Melissa, the wrangler, produced a cardboard box filled with homemade wines made by her mother in Tennessee. Leslie began dancing with himself, singing and having a grand time. I was suspicious that he had been imbibing wine. He denied it. When you are 12 years old and happy, I suppose you can throw your own party. That night, I crawled into a lower bunk, rubbed my aching hip and listened to locusts and July flies. Each time I got up to go the bathroom I bumped my head on the upper bunk.
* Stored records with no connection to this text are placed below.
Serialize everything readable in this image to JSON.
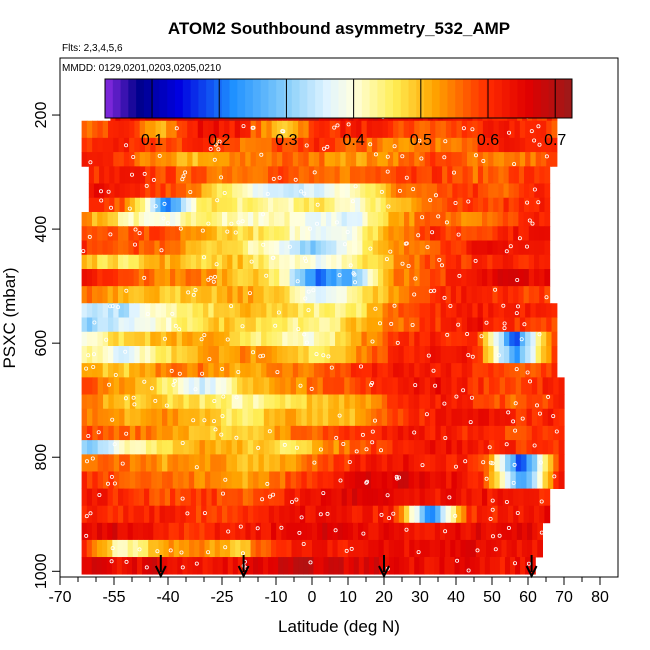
{
  "chart_data": {
    "type": "heatmap",
    "title": "ATOM2 Southbound asymmetry_532_AMP",
    "flights_note": "Flts: 2,3,4,5,6",
    "dates_note": "MMDD: 0129,0201,0203,0205,0210",
    "xlabel": "Latitude (deg N)",
    "ylabel": "PSXC (mbar)",
    "xlim": [
      -70,
      85
    ],
    "ylim": [
      1010,
      100
    ],
    "x_ticks": [
      -70,
      -55,
      -40,
      -25,
      -10,
      0,
      10,
      20,
      30,
      40,
      50,
      60,
      70,
      80
    ],
    "x_minor_ticks": [
      -65,
      -60,
      -50,
      -45,
      -35,
      -30,
      -20,
      -15,
      -5,
      5,
      15,
      25,
      35,
      45,
      55,
      65,
      75
    ],
    "y_ticks": [
      200,
      400,
      600,
      800,
      1000
    ],
    "colorbar": {
      "range": [
        0.03,
        0.725
      ],
      "ticks": [
        0.1,
        0.2,
        0.3,
        0.4,
        0.5,
        0.6,
        0.7
      ],
      "stops": [
        {
          "v": 0.03,
          "c": "#8a2be2"
        },
        {
          "v": 0.08,
          "c": "#00008b"
        },
        {
          "v": 0.14,
          "c": "#0000e0"
        },
        {
          "v": 0.22,
          "c": "#1e90ff"
        },
        {
          "v": 0.3,
          "c": "#87cefa"
        },
        {
          "v": 0.36,
          "c": "#e0f4ff"
        },
        {
          "v": 0.4,
          "c": "#ffffe0"
        },
        {
          "v": 0.46,
          "c": "#ffee55"
        },
        {
          "v": 0.52,
          "c": "#ffa500"
        },
        {
          "v": 0.6,
          "c": "#ff2a00"
        },
        {
          "v": 0.66,
          "c": "#e00000"
        },
        {
          "v": 0.725,
          "c": "#9b1a1a"
        }
      ]
    },
    "profile_markers_lat": [
      -42,
      -19,
      20,
      61
    ],
    "levels": [
      {
        "p0": 180,
        "p1": 210,
        "lat0": -56,
        "lat1": 68,
        "v": [
          0.64,
          0.66,
          0.68,
          0.7,
          0.7,
          0.69,
          0.66,
          0.66,
          0.65,
          0.62,
          0.6,
          0.6
        ]
      },
      {
        "p0": 210,
        "p1": 240,
        "lat0": -64,
        "lat1": 68,
        "v": [
          0.56,
          0.6,
          0.52,
          0.64,
          0.62,
          0.48,
          0.6,
          0.62,
          0.58,
          0.56,
          0.6,
          0.62,
          0.58
        ]
      },
      {
        "p0": 240,
        "p1": 265,
        "lat0": -64,
        "lat1": 68,
        "v": [
          0.6,
          0.62,
          0.58,
          0.6,
          0.56,
          0.58,
          0.6,
          0.56,
          0.54,
          0.55,
          0.58,
          0.62,
          0.6
        ]
      },
      {
        "p0": 265,
        "p1": 290,
        "lat0": -64,
        "lat1": 68,
        "v": [
          0.62,
          0.58,
          0.52,
          0.5,
          0.54,
          0.56,
          0.55,
          0.52,
          0.55,
          0.58,
          0.56,
          0.54,
          0.58
        ]
      },
      {
        "p0": 290,
        "p1": 320,
        "lat0": -62,
        "lat1": 66,
        "v": [
          0.6,
          0.62,
          0.58,
          0.56,
          0.56,
          0.58,
          0.54,
          0.56,
          0.6,
          0.6,
          0.56,
          0.58,
          0.6
        ]
      },
      {
        "p0": 320,
        "p1": 345,
        "lat0": -62,
        "lat1": 66,
        "v": [
          0.64,
          0.6,
          0.58,
          0.52,
          0.4,
          0.34,
          0.36,
          0.42,
          0.54,
          0.58,
          0.6,
          0.56,
          0.62
        ]
      },
      {
        "p0": 345,
        "p1": 370,
        "lat0": -62,
        "lat1": 66,
        "v": [
          0.6,
          0.55,
          0.2,
          0.48,
          0.44,
          0.42,
          0.46,
          0.4,
          0.5,
          0.56,
          0.58,
          0.6,
          0.62
        ]
      },
      {
        "p0": 370,
        "p1": 395,
        "lat0": -64,
        "lat1": 66,
        "v": [
          0.54,
          0.44,
          0.38,
          0.46,
          0.4,
          0.42,
          0.38,
          0.36,
          0.52,
          0.56,
          0.55,
          0.58,
          0.62
        ]
      },
      {
        "p0": 395,
        "p1": 420,
        "lat0": -64,
        "lat1": 66,
        "v": [
          0.58,
          0.56,
          0.58,
          0.52,
          0.48,
          0.44,
          0.38,
          0.4,
          0.54,
          0.6,
          0.58,
          0.62,
          0.64
        ]
      },
      {
        "p0": 420,
        "p1": 445,
        "lat0": -64,
        "lat1": 66,
        "v": [
          0.6,
          0.58,
          0.56,
          0.5,
          0.46,
          0.38,
          0.3,
          0.42,
          0.52,
          0.58,
          0.62,
          0.64,
          0.62
        ]
      },
      {
        "p0": 445,
        "p1": 470,
        "lat0": -64,
        "lat1": 66,
        "v": [
          0.5,
          0.46,
          0.52,
          0.48,
          0.5,
          0.42,
          0.38,
          0.44,
          0.52,
          0.58,
          0.6,
          0.62,
          0.6
        ]
      },
      {
        "p0": 470,
        "p1": 500,
        "lat0": -64,
        "lat1": 66,
        "v": [
          0.62,
          0.58,
          0.54,
          0.55,
          0.5,
          0.46,
          0.2,
          0.28,
          0.54,
          0.58,
          0.62,
          0.66,
          0.64
        ]
      },
      {
        "p0": 500,
        "p1": 530,
        "lat0": -64,
        "lat1": 66,
        "v": [
          0.56,
          0.52,
          0.5,
          0.48,
          0.52,
          0.5,
          0.34,
          0.44,
          0.52,
          0.6,
          0.62,
          0.6,
          0.58
        ]
      },
      {
        "p0": 530,
        "p1": 555,
        "lat0": -64,
        "lat1": 68,
        "v": [
          0.36,
          0.32,
          0.42,
          0.46,
          0.5,
          0.48,
          0.44,
          0.46,
          0.58,
          0.6,
          0.62,
          0.62,
          0.6
        ]
      },
      {
        "p0": 555,
        "p1": 580,
        "lat0": -64,
        "lat1": 68,
        "v": [
          0.3,
          0.36,
          0.4,
          0.48,
          0.5,
          0.46,
          0.42,
          0.5,
          0.56,
          0.6,
          0.64,
          0.6,
          0.58
        ]
      },
      {
        "p0": 580,
        "p1": 605,
        "lat0": -64,
        "lat1": 68,
        "v": [
          0.4,
          0.48,
          0.5,
          0.52,
          0.48,
          0.42,
          0.4,
          0.52,
          0.6,
          0.62,
          0.6,
          0.18,
          0.6
        ]
      },
      {
        "p0": 605,
        "p1": 635,
        "lat0": -64,
        "lat1": 68,
        "v": [
          0.44,
          0.36,
          0.46,
          0.52,
          0.54,
          0.5,
          0.46,
          0.54,
          0.6,
          0.64,
          0.62,
          0.22,
          0.58
        ]
      },
      {
        "p0": 635,
        "p1": 660,
        "lat0": -64,
        "lat1": 68,
        "v": [
          0.52,
          0.48,
          0.54,
          0.55,
          0.52,
          0.54,
          0.56,
          0.6,
          0.62,
          0.62,
          0.6,
          0.56,
          0.6
        ]
      },
      {
        "p0": 660,
        "p1": 690,
        "lat0": -64,
        "lat1": 70,
        "v": [
          0.58,
          0.52,
          0.46,
          0.34,
          0.48,
          0.52,
          0.56,
          0.58,
          0.62,
          0.64,
          0.6,
          0.58,
          0.62
        ]
      },
      {
        "p0": 690,
        "p1": 715,
        "lat0": -64,
        "lat1": 70,
        "v": [
          0.54,
          0.5,
          0.48,
          0.46,
          0.42,
          0.46,
          0.5,
          0.52,
          0.6,
          0.62,
          0.6,
          0.56,
          0.6
        ]
      },
      {
        "p0": 715,
        "p1": 745,
        "lat0": -64,
        "lat1": 70,
        "v": [
          0.56,
          0.52,
          0.54,
          0.5,
          0.44,
          0.52,
          0.48,
          0.52,
          0.6,
          0.62,
          0.64,
          0.6,
          0.62
        ]
      },
      {
        "p0": 745,
        "p1": 770,
        "lat0": -64,
        "lat1": 70,
        "v": [
          0.58,
          0.56,
          0.54,
          0.5,
          0.46,
          0.54,
          0.58,
          0.6,
          0.62,
          0.62,
          0.6,
          0.58,
          0.62
        ]
      },
      {
        "p0": 770,
        "p1": 795,
        "lat0": -64,
        "lat1": 70,
        "v": [
          0.3,
          0.4,
          0.48,
          0.52,
          0.5,
          0.46,
          0.52,
          0.58,
          0.62,
          0.64,
          0.62,
          0.6,
          0.6
        ]
      },
      {
        "p0": 795,
        "p1": 825,
        "lat0": -64,
        "lat1": 70,
        "v": [
          0.54,
          0.56,
          0.52,
          0.54,
          0.5,
          0.52,
          0.56,
          0.62,
          0.64,
          0.62,
          0.6,
          0.16,
          0.62
        ]
      },
      {
        "p0": 825,
        "p1": 855,
        "lat0": -64,
        "lat1": 70,
        "v": [
          0.6,
          0.58,
          0.56,
          0.54,
          0.52,
          0.56,
          0.62,
          0.66,
          0.66,
          0.64,
          0.62,
          0.22,
          0.64
        ]
      },
      {
        "p0": 855,
        "p1": 885,
        "lat0": -64,
        "lat1": 66,
        "v": [
          0.64,
          0.6,
          0.58,
          0.6,
          0.56,
          0.6,
          0.64,
          0.66,
          0.64,
          0.62,
          0.64,
          0.62,
          0.6
        ]
      },
      {
        "p0": 885,
        "p1": 915,
        "lat0": -64,
        "lat1": 66,
        "v": [
          0.62,
          0.6,
          0.62,
          0.58,
          0.6,
          0.62,
          0.64,
          0.62,
          0.62,
          0.2,
          0.6,
          0.62,
          0.64
        ]
      },
      {
        "p0": 915,
        "p1": 945,
        "lat0": -64,
        "lat1": 64,
        "v": [
          0.64,
          0.66,
          0.62,
          0.6,
          0.62,
          0.64,
          0.66,
          0.66,
          0.64,
          0.62,
          0.64,
          0.66,
          0.64
        ]
      },
      {
        "p0": 945,
        "p1": 975,
        "lat0": -64,
        "lat1": 64,
        "v": [
          0.62,
          0.4,
          0.52,
          0.56,
          0.48,
          0.6,
          0.64,
          0.62,
          0.64,
          0.64,
          0.66,
          0.64,
          0.62
        ]
      },
      {
        "p0": 975,
        "p1": 1005,
        "lat0": -64,
        "lat1": 62,
        "v": [
          0.66,
          0.64,
          0.66,
          0.62,
          0.64,
          0.66,
          0.68,
          0.66,
          0.66,
          0.64,
          0.66,
          0.62,
          0.64
        ]
      }
    ]
  }
}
Next morning, while Leslie was horseback riding, Bonnie and I talked to Dee Dee. The Bar H working ranch consists of 64 sections (40,960 acres) where the spring round-up is held around May 1st. Dee Dee invited us out. “It’s five days and four nights camping with the cowboys and helping brand calves,” she said. “The cost is approximately $1,250 with everything furnished.” I was interested, but worried about my hip. “I don’t think I could stay in the saddle all day,” I said.
“You can work on the chuck wagon.”
“Yeah, I learned to peel potatoes in the Army.”
Then I remembered a Rawhide TV episode from years back, when “Wishbone,” the cook, allowed the chuck wagon horses to eat loco weed. They ran over a cliff while pulling the chuck wagon. Rowdy Yates had to rescue Wishbone. I shuddered to think about it. “I won’t have to drive the chuck wagon, will I?” I asked Dee Dee.
“No, just peel potatoes.”
Later that morning, we said goodbye to our wonderful host, Dee Dee and Frank, and Melissa and our new friends from Germany, tugged Tater’s ears, and departed south across the Llano Estacado beneath blue sky.